The play is written in blank verse deliberately a la Bard and alludes to Shakespearean plots. At one point, Trump is like King Lear, deciding which of his children deserves to succeed him; next is Richard III, plotting to seize the crown.

It’s a technique British playwright Bartlett once used to powerful effect in ‘King Charles III’, his 2014 play which imagined a tumultuous future reign for the current heir to the British throne, Prince Charles.

“I loved how bold and daring the piece was,” said actor Bertie Carvel, who gives a compelling and likely award-winning performance as Trump. “It’s really funny and really entertaining, but it’s definitely not a comedy.”

It’s not “axe work” on Trump either, said Carvel, who played another powerful figure, media mogul Rupert Murdoch, in James Graham’s 2017 play “Ink.” , he pulled off the feat of getting audiences to root for the billionaire mogul as a brave underdog.

He faces an even tougher challenge playing Trump, someone few people are neutral about. “I know, you hate me,” Carvel’s Trump half-jokes, half-teases the audience in the opening scene.

Carvel says he’s an ‘advocate’ for all the characters he’s played, which include monstrous Miss Trunchbull in London’s ‘Matilda the Musical’ and New York’s cheating husband in TV thriller ‘Doctor Foster’ and the undead guest Banquo in Joel Coen. movie “The Tragedy of Macbeth”.

“You can mount a very dignified defense as a lawyer without necessarily believing the person is innocent,” said Carvel, who is set to play British Prime Minister Tony Blair in season five of “The Crown.”

“My job is to give things a ring of truth and create a believable, legible human being.”
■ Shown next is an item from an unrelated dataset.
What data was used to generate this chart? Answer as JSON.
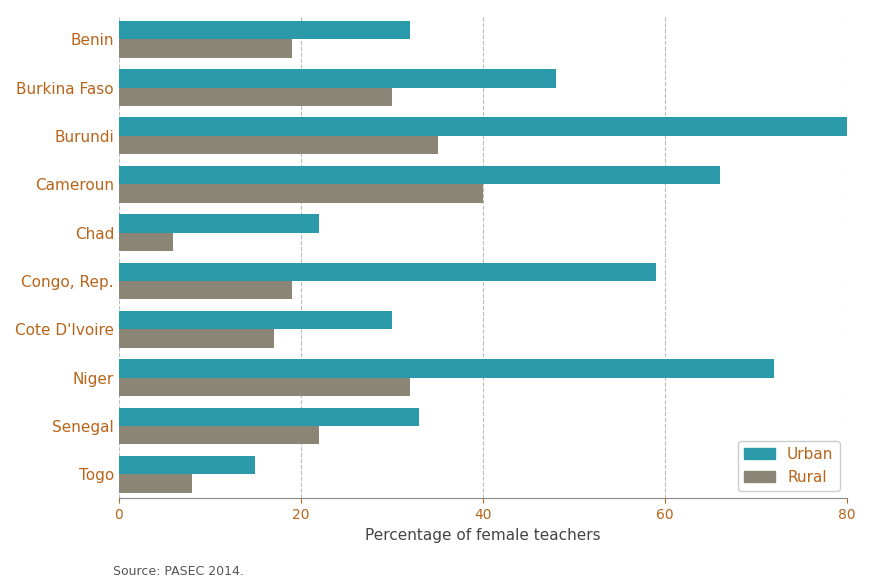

He said Bartlett’s script “gives Trump and Trumpism some serious backcountry. And also, I tried to make sure he had some serious emotional backcountry as well.
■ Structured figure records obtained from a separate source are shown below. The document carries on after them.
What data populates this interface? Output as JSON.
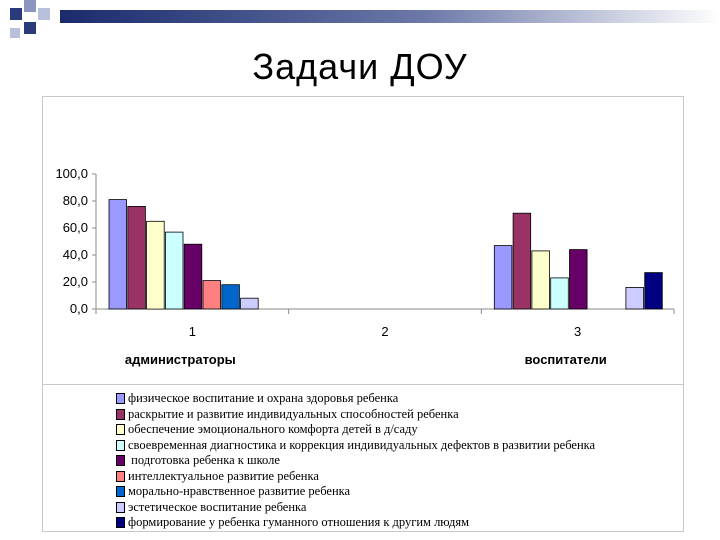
{
  "page": {
    "title": "Задачи ДОУ"
  },
  "chart_data": {
    "type": "bar",
    "categories": [
      "1",
      "2",
      "3"
    ],
    "group_labels": [
      "администраторы",
      "",
      "воспитатели"
    ],
    "ylim": [
      0,
      100
    ],
    "yticks": [
      "0,0",
      "20,0",
      "40,0",
      "60,0",
      "80,0",
      "100,0"
    ],
    "grid": false,
    "legend_position": "bottom",
    "series": [
      {
        "name": "физическое воспитание и охрана здоровья ребенка",
        "color": "#9999ff",
        "values": [
          81,
          null,
          47
        ]
      },
      {
        "name": "раскрытие и развитие индивидуальных способностей ребенка",
        "color": "#993366",
        "values": [
          76,
          null,
          71
        ]
      },
      {
        "name": "обеспечение эмоционального комфорта детей в д/саду",
        "color": "#ffffcc",
        "values": [
          65,
          null,
          43
        ]
      },
      {
        "name": "своевременная диагностика и коррекция индивидуальных дефектов в развитии ребенка",
        "color": "#ccffff",
        "values": [
          57,
          null,
          23
        ]
      },
      {
        "name": " подготовка ребенка к школе",
        "color": "#660066",
        "values": [
          48,
          null,
          44
        ]
      },
      {
        "name": "интеллектуальное развитие ребенка",
        "color": "#ff8080",
        "values": [
          21,
          null,
          null
        ]
      },
      {
        "name": "морально-нравственное развитие ребенка",
        "color": "#0066cc",
        "values": [
          18,
          null,
          null
        ]
      },
      {
        "name": "эстетическое воспитание ребенка",
        "color": "#ccccff",
        "values": [
          8,
          null,
          16
        ]
      },
      {
        "name": "формирование у ребенка гуманного отношения к другим людям",
        "color": "#000080",
        "values": [
          null,
          null,
          27
        ]
      }
    ]
  }
}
In real life, the 44-year-old British actor looks nothing like Trump. On stage, the resemblance is amazing. His first entrance, driving on stage in a golf cart, has the audience gasping.

“What we wanted to achieve was to be able to put a version in front of an audience where they could say, ‘Oh! That’s him!'” said Carvel, who credits costume designer Evie Gurney with carrying out the transformation. with padding, prostheses and a wig.

Lydia Wilson undergoes an equally convincing transformation into Ivanka Trump, with her perfect hair, elegant dresses and stiletto heels. In the play, Ivanka is her father’s favorite child, right-hand man, and potential rival.

Wilson, who dumped Kate Middleton in ‘King Charles III,’ said she slipped into the costume as Ivanka was transformative.

“The first dress rehearsal, I felt like I rode in a Bentley or a Rolls-Royce,” Wilson said. “I was like, ‘Oh, she’s here.’ It’s really fun to play with who or what is inside this silhouette.

Wilson, whose credits include ‘Star Trek Beyond’ and Kenneth Branagh’s Shakespeare film ‘All is True’, said she felt like she was having a ‘silent conversation’ with the audience each night about the strengths.

“We assume we know these people,” she said. “It’s fun to try and riff and play with that.

“It’s different every night.”

London critics praised the cast, which also includes Tamara Tunie as the resilient Harris, but differed on the play’s impact. The Daily Telegraph found a “lack of meaningful substance” beneath the surface veneer, while The Guardian opined that we are “still too close to the Trumpian moment” for any real insight.

But The Times gave ‘The 47th’ five stars, praising it for “piquantizing the liberal, metropolitan crowd of Old Vic” by showing Trump’s genius as well as his flaws.

“King Charles III” moved from the small Almeida theater in London to Broadway. Could ‘The 47th’ follow after its Old Vic run ends on May 28? Carvel, who earned a Tony Award nomination for ‘Matilda’ and won a Tony for ‘Ink’, thinks it would be “thrilling.”

“I think it would be electric to do it even closer to the center of the vortex,” he said.